As Diamond adds, the timing for such an exhibition and book is amazing. Food and fashion have never been more closely linked as they are today. With recent trends like food print clothing and the Grocery Girl aesthetic, to the Girl Dinner, and Tomato Girl Summer, the connections between food and fashion and personal expression and the decisions behind them are illustrated all over social media. And while the imagery boldly and visually takes over places like Instagram and Tiktok, it also creates virtual conversations that speaks simultaneously about the joy surrounding creative intersections, as well as the intensity around topics like gender, inequality, religion, body positivity, and the environment.
“The exhibition is organized thematically,” Way says. “Starting at the beginning of the
day with breakfast in the fashion kitchen.” Complete with an ornate SMEG refrigerator and toaster, the kitchen beckons back to the 50s with a nod to iconic diners and dressed-to-the-nines housewives. Visitors then move to the market, a fast food lunch, and even catch a glimpse at Moschino’s McDonald’s line of 2014 or food prints, like the Pasta Puffer by Rachel Antonoff. You then segue into the sweets shoppe and a high-end restaurant for dinner, all carried along by fashions created by designers around the globe. Throughout the book and exhibition, viewers get a two-fold experience where the fun and whimsical side of fashion catches the eye, then you soon notice, as Way explains, “the many metaphorical ways where fashion ‘gloms onto the food world to talk about trends, consumerism, or consumption.
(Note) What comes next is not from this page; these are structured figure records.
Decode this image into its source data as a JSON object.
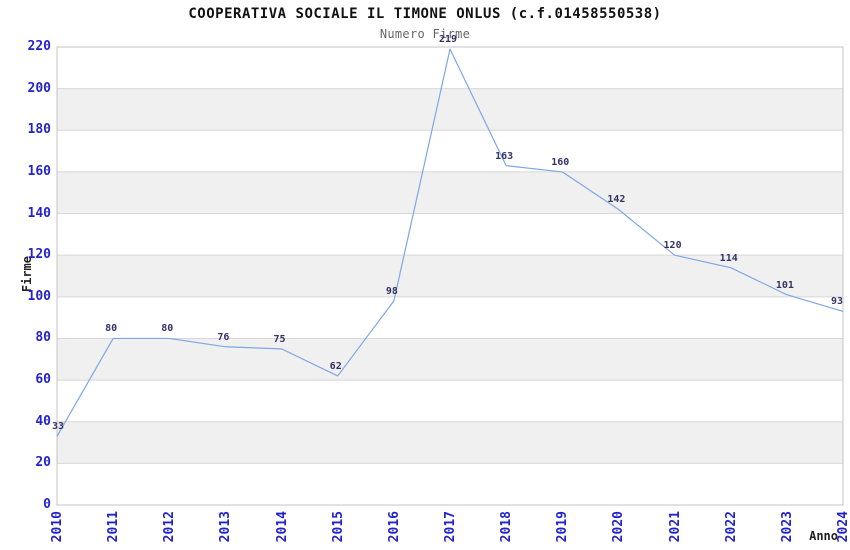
{
  "chart_data": {
    "type": "line",
    "title": "COOPERATIVA SOCIALE IL TIMONE ONLUS (c.f.01458550538)",
    "subtitle": "Numero Firme",
    "xlabel": "Anno",
    "ylabel": "Firme",
    "categories": [
      "2010",
      "2011",
      "2012",
      "2013",
      "2014",
      "2015",
      "2016",
      "2017",
      "2018",
      "2019",
      "2020",
      "2021",
      "2022",
      "2023",
      "2024"
    ],
    "values": [
      33,
      80,
      80,
      76,
      75,
      62,
      98,
      219,
      163,
      160,
      142,
      120,
      114,
      101,
      93
    ],
    "ylim": [
      0,
      220
    ],
    "ytick_step": 20,
    "grid": true,
    "legend_position": "none",
    "band_style": "alternating-horizontal",
    "colors": {
      "line": "#7da7e4",
      "tick_label": "#2323cb",
      "data_label": "#333366",
      "band": "#f0f0f0",
      "gridline": "#d8d8d8",
      "border": "#c4c4c4",
      "title": "#111111",
      "subtitle": "#666666",
      "axis_title": "#222222",
      "background": "#ffffff"
    }
  }
}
One of the final legs of the exhibition addresses sustainability, the environment with many items actually repurposed from food to clothing.
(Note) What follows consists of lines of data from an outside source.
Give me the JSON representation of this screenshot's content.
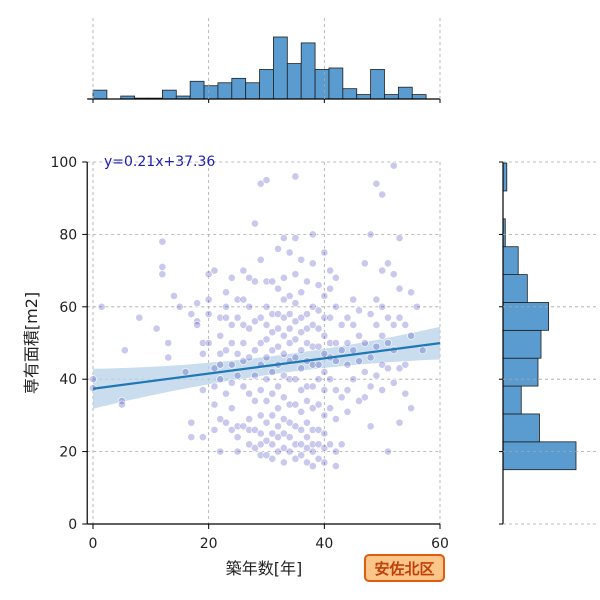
{
  "chart_data": {
    "type": "scatter",
    "xlabel": "築年数[年]",
    "ylabel": "専有面積[m2]",
    "xlim": [
      -1,
      60
    ],
    "ylim": [
      0,
      100
    ],
    "x_ticks": [
      0,
      20,
      40,
      60
    ],
    "y_ticks": [
      0,
      20,
      40,
      60,
      80,
      100
    ],
    "grid": true,
    "regression": {
      "label": "y=0.21x+37.36",
      "slope": 0.21,
      "intercept": 37.36,
      "ci_halfwidth_min": 2.5,
      "ci_halfwidth_max": 5.5
    },
    "badge": "安佐北区",
    "colors": {
      "point": "#3c3cc0",
      "hist": "#5a9bd0",
      "hist_edge": "#1f1f1f",
      "line": "#1f77b4",
      "ci": "#b7d1e8",
      "label": "#1f1fb0",
      "badge_bg": "#fcc68a",
      "badge_border": "#e05a10",
      "badge_text": "#c0400a"
    },
    "x_hist": {
      "bin_edges": [
        0,
        2.4,
        4.8,
        7.2,
        9.6,
        12,
        14.4,
        16.8,
        19.2,
        21.6,
        24,
        26.4,
        28.8,
        31.2,
        33.6,
        36,
        38.4,
        40.8,
        43.2,
        45.6,
        48,
        50.4,
        52.8,
        55.2,
        57.6,
        60
      ],
      "counts": [
        3,
        0,
        1,
        0.3,
        0.3,
        3,
        1,
        6,
        4.5,
        5.5,
        7,
        5.5,
        10,
        21,
        12,
        19,
        10,
        10.5,
        3.5,
        1.5,
        10,
        1.5,
        4,
        1.5,
        0
      ]
    },
    "y_hist": {
      "bin_edges": [
        15,
        22.7,
        30.4,
        38.1,
        45.8,
        53.5,
        61.2,
        68.9,
        76.6,
        84.3,
        92,
        99.7
      ],
      "counts": [
        48,
        24,
        12,
        23,
        25,
        30,
        16,
        10,
        1.5,
        0,
        2.5
      ]
    },
    "points": [
      [
        0,
        40
      ],
      [
        0,
        37.5
      ],
      [
        1.5,
        60
      ],
      [
        5,
        34
      ],
      [
        5,
        33
      ],
      [
        5.5,
        48
      ],
      [
        8,
        57
      ],
      [
        11,
        54
      ],
      [
        12,
        78
      ],
      [
        12,
        71
      ],
      [
        12,
        69
      ],
      [
        13,
        50
      ],
      [
        13,
        46
      ],
      [
        14,
        63
      ],
      [
        15,
        60
      ],
      [
        16,
        42
      ],
      [
        17,
        28
      ],
      [
        17,
        24
      ],
      [
        17,
        58
      ],
      [
        18,
        56
      ],
      [
        18,
        61
      ],
      [
        18,
        55
      ],
      [
        19,
        47
      ],
      [
        19,
        37
      ],
      [
        19,
        24
      ],
      [
        19,
        50
      ],
      [
        20,
        69
      ],
      [
        20,
        62
      ],
      [
        20,
        58
      ],
      [
        20,
        50
      ],
      [
        21,
        43
      ],
      [
        21,
        38
      ],
      [
        21,
        33
      ],
      [
        21,
        26
      ],
      [
        21,
        70
      ],
      [
        22,
        57
      ],
      [
        22,
        52
      ],
      [
        22,
        47
      ],
      [
        22,
        44
      ],
      [
        22,
        40
      ],
      [
        22,
        29
      ],
      [
        22,
        20
      ],
      [
        23,
        64
      ],
      [
        23,
        57
      ],
      [
        23,
        48
      ],
      [
        23,
        36
      ],
      [
        23,
        28
      ],
      [
        23,
        60
      ],
      [
        24,
        68
      ],
      [
        24,
        55
      ],
      [
        24,
        50
      ],
      [
        24,
        44
      ],
      [
        24,
        39
      ],
      [
        24,
        32
      ],
      [
        24,
        26
      ],
      [
        25,
        62
      ],
      [
        25,
        57
      ],
      [
        25,
        47
      ],
      [
        25,
        41
      ],
      [
        25,
        27
      ],
      [
        25,
        24
      ],
      [
        25,
        20
      ],
      [
        26,
        70
      ],
      [
        26,
        62
      ],
      [
        26,
        55
      ],
      [
        26,
        50
      ],
      [
        26,
        45
      ],
      [
        26,
        38
      ],
      [
        26,
        27
      ],
      [
        27,
        68
      ],
      [
        27,
        60
      ],
      [
        27,
        54
      ],
      [
        27,
        46
      ],
      [
        27,
        36
      ],
      [
        27,
        29
      ],
      [
        27,
        26
      ],
      [
        27,
        22
      ],
      [
        28,
        83
      ],
      [
        28,
        67
      ],
      [
        28,
        56
      ],
      [
        28,
        48
      ],
      [
        28,
        41
      ],
      [
        28,
        34
      ],
      [
        28,
        26
      ],
      [
        28,
        21
      ],
      [
        29,
        94
      ],
      [
        29,
        73
      ],
      [
        29,
        57
      ],
      [
        29,
        50
      ],
      [
        29,
        44
      ],
      [
        29,
        37
      ],
      [
        29,
        30
      ],
      [
        29,
        25
      ],
      [
        29,
        22
      ],
      [
        29,
        19
      ],
      [
        30,
        95
      ],
      [
        30,
        67
      ],
      [
        30,
        60
      ],
      [
        30,
        55
      ],
      [
        30,
        51
      ],
      [
        30,
        46
      ],
      [
        30,
        40
      ],
      [
        30,
        34
      ],
      [
        30,
        28
      ],
      [
        30,
        23
      ],
      [
        30,
        19
      ],
      [
        31,
        67
      ],
      [
        31,
        58
      ],
      [
        31,
        53
      ],
      [
        31,
        48
      ],
      [
        31,
        42
      ],
      [
        31,
        36
      ],
      [
        31,
        30
      ],
      [
        31,
        25
      ],
      [
        31,
        22
      ],
      [
        31,
        18
      ],
      [
        32,
        76
      ],
      [
        32,
        65
      ],
      [
        32,
        58
      ],
      [
        32,
        54
      ],
      [
        32,
        49
      ],
      [
        32,
        44
      ],
      [
        32,
        38
      ],
      [
        32,
        32
      ],
      [
        32,
        27
      ],
      [
        32,
        24
      ],
      [
        32,
        20
      ],
      [
        33,
        79
      ],
      [
        33,
        68
      ],
      [
        33,
        62
      ],
      [
        33,
        57
      ],
      [
        33,
        52
      ],
      [
        33,
        47
      ],
      [
        33,
        41
      ],
      [
        33,
        35
      ],
      [
        33,
        29
      ],
      [
        33,
        25
      ],
      [
        33,
        21
      ],
      [
        33,
        17
      ],
      [
        34,
        75
      ],
      [
        34,
        63
      ],
      [
        34,
        58
      ],
      [
        34,
        54
      ],
      [
        34,
        50
      ],
      [
        34,
        45
      ],
      [
        34,
        40
      ],
      [
        34,
        33
      ],
      [
        34,
        28
      ],
      [
        34,
        24
      ],
      [
        34,
        20
      ],
      [
        35,
        96
      ],
      [
        35,
        79
      ],
      [
        35,
        69
      ],
      [
        35,
        61
      ],
      [
        35,
        56
      ],
      [
        35,
        51
      ],
      [
        35,
        46
      ],
      [
        35,
        40
      ],
      [
        35,
        33
      ],
      [
        35,
        27
      ],
      [
        35,
        22
      ],
      [
        35,
        18
      ],
      [
        36,
        73
      ],
      [
        36,
        64
      ],
      [
        36,
        57
      ],
      [
        36,
        53
      ],
      [
        36,
        48
      ],
      [
        36,
        43
      ],
      [
        36,
        37
      ],
      [
        36,
        31
      ],
      [
        36,
        26
      ],
      [
        36,
        22
      ],
      [
        36,
        19
      ],
      [
        37,
        67
      ],
      [
        37,
        58
      ],
      [
        37,
        54
      ],
      [
        37,
        50
      ],
      [
        37,
        45
      ],
      [
        37,
        38
      ],
      [
        37,
        34
      ],
      [
        37,
        28
      ],
      [
        37,
        24
      ],
      [
        37,
        21
      ],
      [
        37,
        17
      ],
      [
        38,
        80
      ],
      [
        38,
        72
      ],
      [
        38,
        60
      ],
      [
        38,
        55
      ],
      [
        38,
        49
      ],
      [
        38,
        44
      ],
      [
        38,
        38
      ],
      [
        38,
        32
      ],
      [
        38,
        26
      ],
      [
        38,
        22
      ],
      [
        38,
        20
      ],
      [
        38,
        16
      ],
      [
        39,
        66
      ],
      [
        39,
        59
      ],
      [
        39,
        54
      ],
      [
        39,
        49
      ],
      [
        39,
        44
      ],
      [
        39,
        40
      ],
      [
        39,
        33
      ],
      [
        39,
        26
      ],
      [
        39,
        22
      ],
      [
        39,
        18
      ],
      [
        40,
        75
      ],
      [
        40,
        63
      ],
      [
        40,
        57
      ],
      [
        40,
        52
      ],
      [
        40,
        47
      ],
      [
        40,
        42
      ],
      [
        40,
        37
      ],
      [
        40,
        30
      ],
      [
        40,
        25
      ],
      [
        40,
        21
      ],
      [
        40,
        17
      ],
      [
        41,
        70
      ],
      [
        41,
        65
      ],
      [
        41,
        57
      ],
      [
        41,
        50
      ],
      [
        41,
        46
      ],
      [
        41,
        40
      ],
      [
        41,
        32
      ],
      [
        41,
        22
      ],
      [
        42,
        68
      ],
      [
        42,
        60
      ],
      [
        42,
        50
      ],
      [
        42,
        45
      ],
      [
        42,
        37
      ],
      [
        42,
        29
      ],
      [
        42,
        20
      ],
      [
        42,
        16
      ],
      [
        43,
        55
      ],
      [
        43,
        48
      ],
      [
        43,
        35
      ],
      [
        43,
        22
      ],
      [
        44,
        57
      ],
      [
        44,
        50
      ],
      [
        44,
        44
      ],
      [
        44,
        37
      ],
      [
        44,
        31
      ],
      [
        45,
        62
      ],
      [
        45,
        55
      ],
      [
        45,
        48
      ],
      [
        45,
        40
      ],
      [
        46,
        59
      ],
      [
        46,
        52
      ],
      [
        46,
        45
      ],
      [
        46,
        34
      ],
      [
        47,
        72
      ],
      [
        47,
        50
      ],
      [
        47,
        42
      ],
      [
        47,
        35
      ],
      [
        48,
        80
      ],
      [
        48,
        58
      ],
      [
        48,
        46
      ],
      [
        48,
        38
      ],
      [
        48,
        27
      ],
      [
        49,
        94
      ],
      [
        49,
        62
      ],
      [
        49,
        55
      ],
      [
        49,
        49
      ],
      [
        49,
        41
      ],
      [
        50,
        91
      ],
      [
        50,
        70
      ],
      [
        50,
        60
      ],
      [
        50,
        52
      ],
      [
        50,
        44
      ],
      [
        50,
        37
      ],
      [
        51,
        72
      ],
      [
        51,
        57
      ],
      [
        51,
        50
      ],
      [
        51,
        43
      ],
      [
        51,
        20
      ],
      [
        52,
        99
      ],
      [
        52,
        69
      ],
      [
        52,
        55
      ],
      [
        52,
        48
      ],
      [
        52,
        39
      ],
      [
        53,
        79
      ],
      [
        53,
        65
      ],
      [
        53,
        57
      ],
      [
        53,
        43
      ],
      [
        53,
        28
      ],
      [
        54,
        55
      ],
      [
        54,
        44
      ],
      [
        54,
        36
      ],
      [
        55,
        64
      ],
      [
        55,
        52
      ],
      [
        55,
        32
      ],
      [
        56,
        60
      ],
      [
        57,
        48
      ]
    ]
  }
}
Food is so much about identity. Whether you openly carry a purse in the shape of a baguette or wear clothing made from milk or old water bottles, we are often walking billboards that display the way we think, vote, act, and eat. If we are going to open the door to conversations around big subjects and seep into the collective consciousness, we may as well have fun and be fashionable while doing it. Perhaps just give us a few days, however, because Thanksgiving and the days surrounding it, just might be our least fashionable time of year.